Parabola

It is noted that when $x \to \infty$ , $f(x) \to \infty$ . We need to find the values of $p$ such that $\min (f(x)) = 8$ for $x \in [2,\infty)$ . To do that we can find the value of $p$ , where $f'(x) = 0$ if $f''(x) > 0$ .
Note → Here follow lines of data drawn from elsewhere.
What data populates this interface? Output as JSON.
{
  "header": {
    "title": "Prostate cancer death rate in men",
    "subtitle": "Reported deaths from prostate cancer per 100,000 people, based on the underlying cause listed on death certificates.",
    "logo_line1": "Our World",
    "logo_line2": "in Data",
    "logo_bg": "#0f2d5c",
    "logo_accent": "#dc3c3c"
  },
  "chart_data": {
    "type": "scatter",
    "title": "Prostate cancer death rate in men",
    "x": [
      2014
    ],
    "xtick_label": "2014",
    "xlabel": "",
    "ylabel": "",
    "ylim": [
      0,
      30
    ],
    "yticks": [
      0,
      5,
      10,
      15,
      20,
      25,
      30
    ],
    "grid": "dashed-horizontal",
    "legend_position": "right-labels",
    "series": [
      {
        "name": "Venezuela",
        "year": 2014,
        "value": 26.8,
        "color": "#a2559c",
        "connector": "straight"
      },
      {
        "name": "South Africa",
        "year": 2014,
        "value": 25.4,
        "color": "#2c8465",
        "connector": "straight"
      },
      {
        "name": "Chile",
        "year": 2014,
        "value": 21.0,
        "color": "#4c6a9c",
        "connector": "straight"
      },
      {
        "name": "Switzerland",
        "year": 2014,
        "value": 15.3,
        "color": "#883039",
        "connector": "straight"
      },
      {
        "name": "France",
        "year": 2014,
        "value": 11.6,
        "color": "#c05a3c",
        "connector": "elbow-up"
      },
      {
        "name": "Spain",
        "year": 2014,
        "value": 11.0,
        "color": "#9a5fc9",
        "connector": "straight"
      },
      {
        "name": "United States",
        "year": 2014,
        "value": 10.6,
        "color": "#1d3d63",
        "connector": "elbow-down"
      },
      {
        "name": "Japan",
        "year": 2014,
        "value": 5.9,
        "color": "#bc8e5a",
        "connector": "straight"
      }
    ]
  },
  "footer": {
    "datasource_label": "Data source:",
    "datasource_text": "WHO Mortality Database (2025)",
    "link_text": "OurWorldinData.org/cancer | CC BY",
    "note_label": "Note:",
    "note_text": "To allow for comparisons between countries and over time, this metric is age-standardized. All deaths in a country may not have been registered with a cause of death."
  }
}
$\begin{aligned} f'(x) & = 2x - (p-2) & \small \color{#3D99F6} \text{For }f'(x) = 0 \\ \implies x & = \frac {p - 2}2 & \small \color{#3D99F6} \text{Note that } f''(x) = 2 > 0 \\ \implies \min (f(x)) & = f\left(\frac {p - 2}2\right) = 8\end{aligned}$

Therefore,

$\begin{aligned} \left(\frac {p - 2}2\right)^2 - (p-2)\left(\frac {p - 2}2\right)+3p-2 & = 8 \\ p^2 - 16p + 44 & = 0 \\ \implies p & = 8 + 2\sqrt 5 & \small \color{#3D99F6} \text{For }p=8-2\sqrt 5, \ \frac {p-2}2 < 2 \text{ rejected.} \end{aligned}$

For a strictly increasing $f$ , $\min (f(x)) = f(2) = 8$ . Then:

$\begin{aligned} 2^2 - 2(p-2) + 3p - 2 & = 8 \\ \implies p & = 2 \end{aligned}$

$\implies f(x) = x^2 + 4$ , a strictly increasing function.

Therefore, the sum of possible values of $p$ is $8+2\sqrt5+2=10+2\sqrt5$ , $\implies \dfrac a{bc} = \dfrac {10}{2\times 5} = \boxed{1}$